I feel for you, I really do. But it almost seems like you aren't taking much responsibility for your part of "what he did." I mean, you basically pushed him away didn't you? I'm sorry to be harsh, but I only say this to open your eyes a little.

Yes, he made a BAD decision, talking to her and allowing himself to give it to her tugging. But again, you were all but pushing him there. Telling him to go! Then when he does, you feel betrayed. I'd be pretty confused if I were him.
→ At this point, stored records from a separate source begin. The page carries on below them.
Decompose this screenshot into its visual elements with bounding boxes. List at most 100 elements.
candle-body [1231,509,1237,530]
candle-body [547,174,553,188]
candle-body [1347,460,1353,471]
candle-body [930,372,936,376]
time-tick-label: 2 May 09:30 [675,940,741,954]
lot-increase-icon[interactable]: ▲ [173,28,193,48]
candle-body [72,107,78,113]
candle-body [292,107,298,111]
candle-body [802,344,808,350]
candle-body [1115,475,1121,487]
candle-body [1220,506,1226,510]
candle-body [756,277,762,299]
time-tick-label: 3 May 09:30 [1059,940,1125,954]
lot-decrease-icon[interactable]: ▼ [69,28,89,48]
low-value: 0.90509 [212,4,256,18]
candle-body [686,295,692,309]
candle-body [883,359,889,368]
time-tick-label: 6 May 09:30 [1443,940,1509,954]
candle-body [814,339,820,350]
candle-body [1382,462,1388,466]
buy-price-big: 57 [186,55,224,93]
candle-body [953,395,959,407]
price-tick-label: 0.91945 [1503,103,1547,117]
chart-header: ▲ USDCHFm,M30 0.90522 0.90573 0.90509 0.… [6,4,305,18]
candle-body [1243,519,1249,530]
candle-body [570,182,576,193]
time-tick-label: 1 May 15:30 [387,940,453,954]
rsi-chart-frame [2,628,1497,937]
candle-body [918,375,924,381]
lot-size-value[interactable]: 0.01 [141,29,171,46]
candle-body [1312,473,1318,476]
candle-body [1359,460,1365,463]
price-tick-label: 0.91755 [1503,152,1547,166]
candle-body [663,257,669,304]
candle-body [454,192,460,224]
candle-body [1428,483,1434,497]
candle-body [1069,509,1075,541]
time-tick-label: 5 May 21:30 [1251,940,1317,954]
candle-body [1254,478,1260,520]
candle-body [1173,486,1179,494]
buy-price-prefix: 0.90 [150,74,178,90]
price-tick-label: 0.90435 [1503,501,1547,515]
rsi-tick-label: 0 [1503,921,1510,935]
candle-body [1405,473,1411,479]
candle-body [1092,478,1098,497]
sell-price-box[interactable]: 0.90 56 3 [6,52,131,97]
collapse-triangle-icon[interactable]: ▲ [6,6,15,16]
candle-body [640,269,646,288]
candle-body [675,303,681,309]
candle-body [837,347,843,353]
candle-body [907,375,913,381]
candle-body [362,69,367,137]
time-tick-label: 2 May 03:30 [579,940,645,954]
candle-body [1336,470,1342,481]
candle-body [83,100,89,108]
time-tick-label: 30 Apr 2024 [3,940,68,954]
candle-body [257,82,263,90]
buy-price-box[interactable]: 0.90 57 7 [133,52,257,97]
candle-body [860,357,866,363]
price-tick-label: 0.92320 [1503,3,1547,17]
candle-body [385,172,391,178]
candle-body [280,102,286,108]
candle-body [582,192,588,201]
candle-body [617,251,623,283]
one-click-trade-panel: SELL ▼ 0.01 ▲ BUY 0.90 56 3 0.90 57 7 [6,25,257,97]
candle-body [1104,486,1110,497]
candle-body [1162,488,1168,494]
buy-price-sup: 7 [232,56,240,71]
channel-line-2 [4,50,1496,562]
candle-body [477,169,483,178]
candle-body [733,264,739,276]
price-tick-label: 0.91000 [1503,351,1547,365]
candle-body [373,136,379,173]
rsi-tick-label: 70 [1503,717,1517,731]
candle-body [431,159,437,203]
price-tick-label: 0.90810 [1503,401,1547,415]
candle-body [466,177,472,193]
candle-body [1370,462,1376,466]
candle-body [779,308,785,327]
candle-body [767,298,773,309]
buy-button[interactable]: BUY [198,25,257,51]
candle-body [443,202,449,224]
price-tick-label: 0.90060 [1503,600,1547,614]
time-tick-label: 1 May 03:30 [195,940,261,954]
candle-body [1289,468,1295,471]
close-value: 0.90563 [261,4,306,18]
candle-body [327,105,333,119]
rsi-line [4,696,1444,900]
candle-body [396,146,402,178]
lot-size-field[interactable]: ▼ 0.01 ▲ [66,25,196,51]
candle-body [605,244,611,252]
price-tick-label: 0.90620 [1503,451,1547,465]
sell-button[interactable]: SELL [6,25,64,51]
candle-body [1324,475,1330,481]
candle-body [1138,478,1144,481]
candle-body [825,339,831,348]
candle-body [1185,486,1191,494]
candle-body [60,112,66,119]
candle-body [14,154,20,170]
I'm NOT trying to blame you. He's a big boy, he should have known to stay away. But it sure seems like he is doing all he can now to do that and make it up to you. Can you forgive him? You seem to want to. It will take some time, sure. Can you forgive YOURSELF for your part? That seems a bigger question.


----------



## maybme (Jan 21, 2010)

Yes, and thank you I do understand what i did wrong. Even after all them years of not trusting me and always accusing me of doing worng i never gave up. Even durring this when i didnt know what to do and was pushing him away he did give up. I was the one that thought i didnt lovew him and i still never gave up. Im ok with letting him go. When i told him all that it wasnt to keep him. I was angry cause he didnt have the decency to wait till i cam ehome...all this time i didnt give up till we were sure. All im saying is yes it hurts but we were not even seperated yet or decided to and he gave up. He still doesnt trust me today yet im trying with him to fix it I still havent given up. Thats why it hurts so much. I have thought about "what i did" but i knew i had an issue to address to him. Im glad i did i myself feel better inside. Thanks again ..maybe im looking at this situation wrong but I cant help it.


----------



## Alexandra (Jan 9, 2010)

Oh, I totally hear you. I'm not sure you're looking at it wrong per say, it's just that it may help you to understand what he did by putting yourself in his shoes.

Did he know you hadn't given up? Is it possible that to him, it truly looked like you did? Do you guys communicate well with each other or could there have been a misunderstanding?

It's always good to address issues, with ourselves and with each other. I'm glad that you feel better inside too


----------